Nous avons également participé à la structuration du narratif de l’industrie sur son impact positif. Après notre rapport d’impact, nous avons initié avec la Fondation Palladio un travail collectif pour enrichir le Panorama de l’immobilier et de la ville (EY). Au-delà des données économiques, il intègre désormais les dimensions sociales, sociétales et environnementales. C’est un outil précieux pour dialoguer avec nos parties prenantes. Je vous recommande la lecture Panorama de l’Immobilier et de la ville 2025, c’est passionnant.
Vous présidez les commissions Affaires publiques et Communication de l’ECSP en Europe et de la FEI en France. Comment ces fédérations s’organisent-elles pour concilier les intérêts de leurs membres et structurer une voix commune dans un environnement où les Affaires publiques ont profondément évolué ?
Les Affaires publiques ont profondément changé. Nous sommes passés d’un lobbying dit « latin », essentiellement relationnel – où quelques contacts bien identifiés pouvaient suffire – à un modèle plus « anglo-saxon », où il faut convaincre une multitude d’acteurs, notamment les parlementaires. Aujourd’hui, le relationnel et la communication ne suffisent plus : il faut argumenter, produire des données, construire des coalitions, être capable d’exécuter vite et bien.
À Bruxelles, j’ai contribué à la transformation de l’European Council of Shopping Places (ECSP), la fédération européenne du retail real estate. Lorsque j’ai pris la présidence de sa commission Affaires publiques et Communication, elle traversait une période de fragilité. Avec d’autres membres, notamment ECE, nous avons mené une restructuration en profondeur :
- Recentrage stratégique des activités sur le lobbying avec des priorités claires (durabilité, équité e-commerce…) ;
- Professionnalisation du plaidoyer avec le recrutement d’un Secrétaire général capable de défendre des positions solides avec constance auprès de la Commission et du Parlement ;
- Renforcement de la communication, en valorisant des projets concrets.
Cette dynamique a porté ses fruits : l’ECSP a obtenu la reconnaissance du secteur dans la directive EPBD sur la performance énergétique des bâtiments – un signal fort de notre capacité d’influence collective.
En France, au sein de la Fédération des entreprises immobilières (FEI), la diversité des adhérents et des activités est une richesse, mais aussi un défi. En tant que présidente de la commission Affaires publiques et Communication, mon rôle est de créer les conditions du consensus. Nous avons ainsi porté des propositions communes sur la décarbonation ou encore la simplification des normes d’urbanisme.

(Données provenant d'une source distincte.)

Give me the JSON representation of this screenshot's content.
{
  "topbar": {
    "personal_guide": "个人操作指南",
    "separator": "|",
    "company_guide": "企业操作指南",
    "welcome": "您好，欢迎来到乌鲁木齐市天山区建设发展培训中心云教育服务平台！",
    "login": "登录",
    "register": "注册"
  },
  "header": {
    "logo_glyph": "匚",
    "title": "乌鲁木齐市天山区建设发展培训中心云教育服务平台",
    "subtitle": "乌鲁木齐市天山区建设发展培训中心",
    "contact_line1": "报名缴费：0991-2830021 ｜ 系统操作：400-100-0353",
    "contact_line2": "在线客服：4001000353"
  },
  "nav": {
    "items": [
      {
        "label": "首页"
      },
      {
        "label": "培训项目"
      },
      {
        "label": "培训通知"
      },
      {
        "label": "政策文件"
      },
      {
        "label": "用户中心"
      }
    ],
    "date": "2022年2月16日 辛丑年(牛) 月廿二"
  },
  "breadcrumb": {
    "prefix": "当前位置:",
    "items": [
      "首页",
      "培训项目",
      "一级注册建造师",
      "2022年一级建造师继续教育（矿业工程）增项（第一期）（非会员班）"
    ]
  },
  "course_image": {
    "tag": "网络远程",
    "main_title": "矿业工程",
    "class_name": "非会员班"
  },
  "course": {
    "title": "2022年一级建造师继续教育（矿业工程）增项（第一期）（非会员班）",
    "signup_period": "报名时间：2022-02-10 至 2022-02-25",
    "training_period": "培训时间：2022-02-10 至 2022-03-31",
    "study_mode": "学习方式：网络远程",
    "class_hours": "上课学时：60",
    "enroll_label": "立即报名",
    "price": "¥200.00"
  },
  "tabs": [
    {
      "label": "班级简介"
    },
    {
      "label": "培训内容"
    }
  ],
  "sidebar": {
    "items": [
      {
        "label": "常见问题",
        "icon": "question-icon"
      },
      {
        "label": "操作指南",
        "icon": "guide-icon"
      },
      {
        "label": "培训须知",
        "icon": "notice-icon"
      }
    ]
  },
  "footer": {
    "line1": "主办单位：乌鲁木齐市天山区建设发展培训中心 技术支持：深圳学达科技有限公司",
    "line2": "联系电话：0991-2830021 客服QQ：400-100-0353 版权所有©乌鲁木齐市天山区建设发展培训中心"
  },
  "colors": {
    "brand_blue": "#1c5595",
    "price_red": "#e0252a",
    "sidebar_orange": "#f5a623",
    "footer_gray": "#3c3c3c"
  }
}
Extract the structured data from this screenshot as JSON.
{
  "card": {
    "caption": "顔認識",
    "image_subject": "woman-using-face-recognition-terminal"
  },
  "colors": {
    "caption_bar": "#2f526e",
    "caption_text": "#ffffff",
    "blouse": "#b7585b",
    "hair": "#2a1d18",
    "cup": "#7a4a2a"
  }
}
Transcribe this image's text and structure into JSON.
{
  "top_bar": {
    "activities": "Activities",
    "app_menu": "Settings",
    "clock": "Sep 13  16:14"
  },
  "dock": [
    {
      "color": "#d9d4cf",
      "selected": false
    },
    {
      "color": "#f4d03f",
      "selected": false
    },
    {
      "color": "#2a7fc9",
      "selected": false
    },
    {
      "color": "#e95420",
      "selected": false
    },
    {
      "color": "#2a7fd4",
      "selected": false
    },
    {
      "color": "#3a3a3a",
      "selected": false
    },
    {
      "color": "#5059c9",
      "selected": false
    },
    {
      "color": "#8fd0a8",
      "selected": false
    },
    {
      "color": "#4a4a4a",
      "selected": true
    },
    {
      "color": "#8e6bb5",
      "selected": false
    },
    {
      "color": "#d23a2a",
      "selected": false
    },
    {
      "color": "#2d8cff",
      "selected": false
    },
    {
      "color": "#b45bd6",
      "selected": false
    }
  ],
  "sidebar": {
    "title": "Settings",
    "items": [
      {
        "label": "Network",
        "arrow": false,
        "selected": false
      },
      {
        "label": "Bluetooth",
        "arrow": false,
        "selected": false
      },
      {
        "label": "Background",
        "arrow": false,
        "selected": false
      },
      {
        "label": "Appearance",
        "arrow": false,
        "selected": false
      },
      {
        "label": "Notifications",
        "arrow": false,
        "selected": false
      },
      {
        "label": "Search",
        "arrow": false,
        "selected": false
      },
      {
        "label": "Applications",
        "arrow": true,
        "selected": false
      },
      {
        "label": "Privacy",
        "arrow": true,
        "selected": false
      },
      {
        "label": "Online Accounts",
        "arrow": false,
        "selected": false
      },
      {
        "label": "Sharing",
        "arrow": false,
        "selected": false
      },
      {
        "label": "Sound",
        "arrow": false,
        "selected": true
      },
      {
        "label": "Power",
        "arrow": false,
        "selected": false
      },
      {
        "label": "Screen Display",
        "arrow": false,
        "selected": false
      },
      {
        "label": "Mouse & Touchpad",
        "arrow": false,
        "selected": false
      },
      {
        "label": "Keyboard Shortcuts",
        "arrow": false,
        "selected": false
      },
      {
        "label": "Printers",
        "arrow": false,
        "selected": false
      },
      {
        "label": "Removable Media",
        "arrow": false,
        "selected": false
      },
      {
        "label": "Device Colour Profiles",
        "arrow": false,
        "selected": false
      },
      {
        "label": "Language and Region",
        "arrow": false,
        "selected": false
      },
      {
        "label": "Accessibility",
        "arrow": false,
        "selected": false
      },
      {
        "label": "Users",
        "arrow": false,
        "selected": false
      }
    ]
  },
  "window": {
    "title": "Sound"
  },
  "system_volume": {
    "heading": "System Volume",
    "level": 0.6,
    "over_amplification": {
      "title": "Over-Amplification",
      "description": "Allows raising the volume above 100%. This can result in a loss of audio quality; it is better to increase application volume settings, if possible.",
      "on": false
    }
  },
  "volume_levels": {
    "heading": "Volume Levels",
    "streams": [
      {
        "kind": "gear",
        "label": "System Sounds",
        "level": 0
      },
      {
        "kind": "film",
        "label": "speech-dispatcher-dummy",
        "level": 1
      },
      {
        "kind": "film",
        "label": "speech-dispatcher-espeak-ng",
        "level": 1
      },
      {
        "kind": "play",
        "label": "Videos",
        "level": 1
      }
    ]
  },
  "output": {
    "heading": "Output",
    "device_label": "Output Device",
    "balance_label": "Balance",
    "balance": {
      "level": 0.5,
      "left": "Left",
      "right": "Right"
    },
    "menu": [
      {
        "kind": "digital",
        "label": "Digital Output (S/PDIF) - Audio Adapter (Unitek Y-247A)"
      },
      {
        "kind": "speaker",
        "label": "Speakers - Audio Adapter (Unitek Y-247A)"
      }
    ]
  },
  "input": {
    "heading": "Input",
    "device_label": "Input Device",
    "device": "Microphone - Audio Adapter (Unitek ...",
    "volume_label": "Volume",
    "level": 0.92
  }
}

En conclusion, l’immobilier a traversé une période chahutée, entre transformations d’usage, exigences environnementales, digitalisation accélérée et tension des modèles économiques. Loin de s’essouffler, il demeure porteur d’avenir, avec de nombreux chantiers à explorer et des leviers de transformation à activer. C’est une industrie du bien commun : nos lieux sont privés, mais ouverts à tous, ancrés dans les territoires, au service de la vie quotidienne. Plus que jamais, l’immobilier s’impose comme le secteur qui structure le vivre-ensemble durable et inclusif de demain.